If scientists can essentially build a sun on Earth, they can create endless energy by mimicking how the sun does it. In nuclear fusion, the extreme heat and pressure create a plasma. Then, within that plasma, two or more hydrogen nuclei crash together, merge into a heavier atom, and release a ton of energy in the process.

Nuclear fusion milestones: The team at EAST built a giant metal torus (similar in shape to a giant donut) with a series of magnetic coils. The coils hold hot plasma where the reactions occur. They've reached many milestones along the way.

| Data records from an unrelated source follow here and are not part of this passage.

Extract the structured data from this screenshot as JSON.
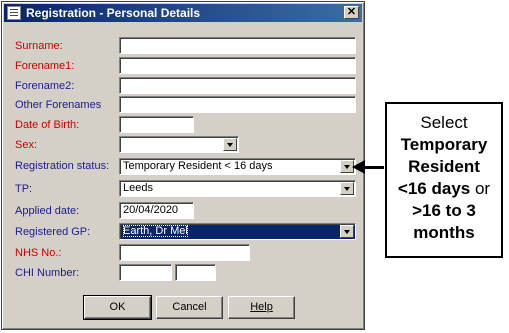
{
  "window": {
    "title": "Registration - Personal Details",
    "close_label": "✕"
  },
  "fields": {
    "surname": {
      "label": "Surname:",
      "value": ""
    },
    "forename1": {
      "label": "Forename1:",
      "value": ""
    },
    "forename2": {
      "label": "Forename2:",
      "value": ""
    },
    "other_forenames": {
      "label": "Other Forenames",
      "value": ""
    },
    "dob": {
      "label": "Date of Birth:",
      "value": ""
    },
    "sex": {
      "label": "Sex:",
      "value": ""
    },
    "registration_status": {
      "label": "Registration status:",
      "value": "Temporary Resident < 16 days"
    },
    "tp": {
      "label": "TP:",
      "value": "Leeds"
    },
    "applied_date": {
      "label": "Applied date:",
      "value": "20/04/2020"
    },
    "registered_gp": {
      "label": "Registered GP:",
      "value": "Earth, Dr Mel"
    },
    "nhs_no": {
      "label": "NHS No.:",
      "value": ""
    },
    "chi_number": {
      "label": "CHI Number:",
      "value": ""
    }
  },
  "buttons": {
    "ok": "OK",
    "cancel": "Cancel",
    "help": "Help"
  },
  "callout": {
    "line1": "Select",
    "line2": "Temporary",
    "line3": "Resident",
    "line4_bold": "<16 days",
    "line4_rest": " or",
    "line5": ">16 to 3",
    "line6": "months"
  },
  "colors": {
    "required_label": "#cc0000",
    "optional_label": "#1c1c8c",
    "titlebar": "#0a246a"
  }
}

According to New Atlas, in 2016, the scientists at EAST could heat hydrogen plasma to roughly 50 million degrees C for 102 seconds. Two years later, they reached 100 million degrees for 10 seconds.

The temperatures are impressive, but the short reaction times, and lack of pressure are another obstacle. Fusion is simple for the sun, because stars are massive and gravity provides even pressure all over the surface. The pressure squeezes hydrogen gas in the sun's core so immensely that several nuclei combine to form one atom, releasing energy.

But on Earth, we have to supply all of the pressure to keep the reaction going, and it has to be perfectly even. It's hard to do this for any length of time, and it uses a ton of energy. So the reactions usually fizzle out in minutes or seconds.

Still, the latest record of 120 million degrees and 101 seconds is one more step toward sustaining longer and hotter reactions.

Why does this matter? No one denies that humankind needs a clean, unlimited source of energy.

We all recognize that oil and gas are limited resources. But even wind and solar power --- renewable energies --- are fundamentally limited. They are dependent upon a breezy day or a cloudless sky, which we can't always count on.

Nuclear fusion is clean, safe, and environmentally sustainable --- its fuel is a nearly limitless resource since it is simply hydrogen (which can be easily made from water).

With each new milestone, we are creeping closer and closer to a breakthrough for unlimited, clean energy.